Selim Erdem Aytaç, Associate Professor of Political Science, Department of International Relations, Koç University in Istanbul, Turkey
Tuesday, October 28, 2025, 13:30 – 15:00
Room 154, Staszic Palace, Nowy Świat 72, Warsaw
Abstract
Democratic backsliding has emerged as a global concern, characterized by widespread erosions in political rights, civil liberties, and electoral integrity. While scholars have theorized that rising affective polarization in many countries contributes to this trend, evidence linking affective polarization to democratic erosion remains mixed. In this study we provide experimental evidence of a causal link between affective polarization and democratic erosion. Drawing on a large, nationally-representative survey in Turkey, we combine depolarization interventions with a candidate conjoint experiment, and show that reducing affective polarization strengthens citizens’ willingness to punish politicians who violate democratic norms, despite no apparent change in democratic attitudes. These effects are consistent across government and opposition supporters and robust across different types of democratic violations. Our findings suggest that affective polarization contributes to democratic backsliding by weakening electoral accountability rather than by eroding democratic values, offering new insights into the mechanisms of contemporary democratic decline.
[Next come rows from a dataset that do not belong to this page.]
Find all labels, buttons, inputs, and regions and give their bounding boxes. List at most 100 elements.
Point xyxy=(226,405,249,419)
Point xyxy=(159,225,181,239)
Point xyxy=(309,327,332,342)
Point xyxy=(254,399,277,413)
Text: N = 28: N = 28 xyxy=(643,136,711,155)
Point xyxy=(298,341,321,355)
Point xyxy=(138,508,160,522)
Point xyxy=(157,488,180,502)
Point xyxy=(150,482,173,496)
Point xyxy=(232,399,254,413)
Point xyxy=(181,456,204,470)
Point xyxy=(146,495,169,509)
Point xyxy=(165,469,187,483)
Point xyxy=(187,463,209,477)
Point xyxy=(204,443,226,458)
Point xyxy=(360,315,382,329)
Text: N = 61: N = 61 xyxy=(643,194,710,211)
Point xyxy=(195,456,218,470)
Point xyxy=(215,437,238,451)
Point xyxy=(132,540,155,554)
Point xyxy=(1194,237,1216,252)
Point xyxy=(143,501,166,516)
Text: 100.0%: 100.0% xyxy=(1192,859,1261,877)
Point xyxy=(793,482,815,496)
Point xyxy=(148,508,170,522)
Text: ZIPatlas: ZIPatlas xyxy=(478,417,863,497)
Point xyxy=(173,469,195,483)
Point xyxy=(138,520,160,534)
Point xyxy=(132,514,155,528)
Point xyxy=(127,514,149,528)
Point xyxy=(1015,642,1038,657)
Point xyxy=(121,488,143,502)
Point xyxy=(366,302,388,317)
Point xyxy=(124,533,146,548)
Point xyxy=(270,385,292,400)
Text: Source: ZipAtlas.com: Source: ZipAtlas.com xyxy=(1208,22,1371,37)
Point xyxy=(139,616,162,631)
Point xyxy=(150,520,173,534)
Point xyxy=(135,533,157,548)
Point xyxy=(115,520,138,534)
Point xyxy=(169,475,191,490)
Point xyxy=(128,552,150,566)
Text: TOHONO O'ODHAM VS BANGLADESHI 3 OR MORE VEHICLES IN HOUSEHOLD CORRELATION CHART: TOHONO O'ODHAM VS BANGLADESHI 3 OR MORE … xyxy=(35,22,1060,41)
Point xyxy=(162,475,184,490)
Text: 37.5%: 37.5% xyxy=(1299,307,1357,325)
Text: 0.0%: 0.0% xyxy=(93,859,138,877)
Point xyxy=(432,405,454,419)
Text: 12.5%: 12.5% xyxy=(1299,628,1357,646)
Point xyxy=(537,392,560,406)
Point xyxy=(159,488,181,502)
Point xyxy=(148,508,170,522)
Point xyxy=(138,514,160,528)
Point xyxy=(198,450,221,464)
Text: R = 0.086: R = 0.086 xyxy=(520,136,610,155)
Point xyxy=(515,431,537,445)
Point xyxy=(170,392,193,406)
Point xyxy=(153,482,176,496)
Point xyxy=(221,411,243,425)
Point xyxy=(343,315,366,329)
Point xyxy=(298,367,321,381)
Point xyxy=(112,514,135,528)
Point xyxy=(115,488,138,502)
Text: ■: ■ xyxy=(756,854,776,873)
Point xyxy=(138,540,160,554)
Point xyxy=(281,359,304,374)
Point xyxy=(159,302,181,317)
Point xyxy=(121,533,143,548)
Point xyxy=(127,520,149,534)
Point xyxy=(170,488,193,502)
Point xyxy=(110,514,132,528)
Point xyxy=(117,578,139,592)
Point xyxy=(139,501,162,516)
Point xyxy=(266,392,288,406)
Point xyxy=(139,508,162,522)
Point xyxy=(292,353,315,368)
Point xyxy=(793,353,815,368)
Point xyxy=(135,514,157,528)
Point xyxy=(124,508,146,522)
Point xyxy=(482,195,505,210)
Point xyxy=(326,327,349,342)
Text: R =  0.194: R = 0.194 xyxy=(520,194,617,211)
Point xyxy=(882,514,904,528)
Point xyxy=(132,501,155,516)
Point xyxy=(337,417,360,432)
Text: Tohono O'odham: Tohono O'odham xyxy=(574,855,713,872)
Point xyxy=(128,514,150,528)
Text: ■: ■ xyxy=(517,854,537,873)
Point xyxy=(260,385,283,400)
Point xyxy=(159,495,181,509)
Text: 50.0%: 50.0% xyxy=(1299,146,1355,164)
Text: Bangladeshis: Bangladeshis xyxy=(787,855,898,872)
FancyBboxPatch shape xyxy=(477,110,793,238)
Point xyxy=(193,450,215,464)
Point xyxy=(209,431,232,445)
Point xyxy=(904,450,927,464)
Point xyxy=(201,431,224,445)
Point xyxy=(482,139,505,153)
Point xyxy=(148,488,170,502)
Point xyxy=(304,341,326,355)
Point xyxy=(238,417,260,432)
Selim Erdem Aytaç is an Associate Professor of Political Science in the Department of International Relations at Koç University in Istanbul, Turkey. He holds a Ph.D. in Political Science from Yale University.
His research interests lie in political behavior with a focus on electoral accountability and political participation. His work has been published in the American Political Science Review, Journal of Politics, British Journal of Political Science, and Comparative Political Studies, among others. Prof. Aytaç is the co-author (with Susan Stokes) of Why Bother? Rethinking Participations in Elections and Protests (Cambridge University Press, 2019).
Dr. Aytaç is the principal investigator of the ERC project “Affective Polarization and Democratic Attitudes” (2023-2028).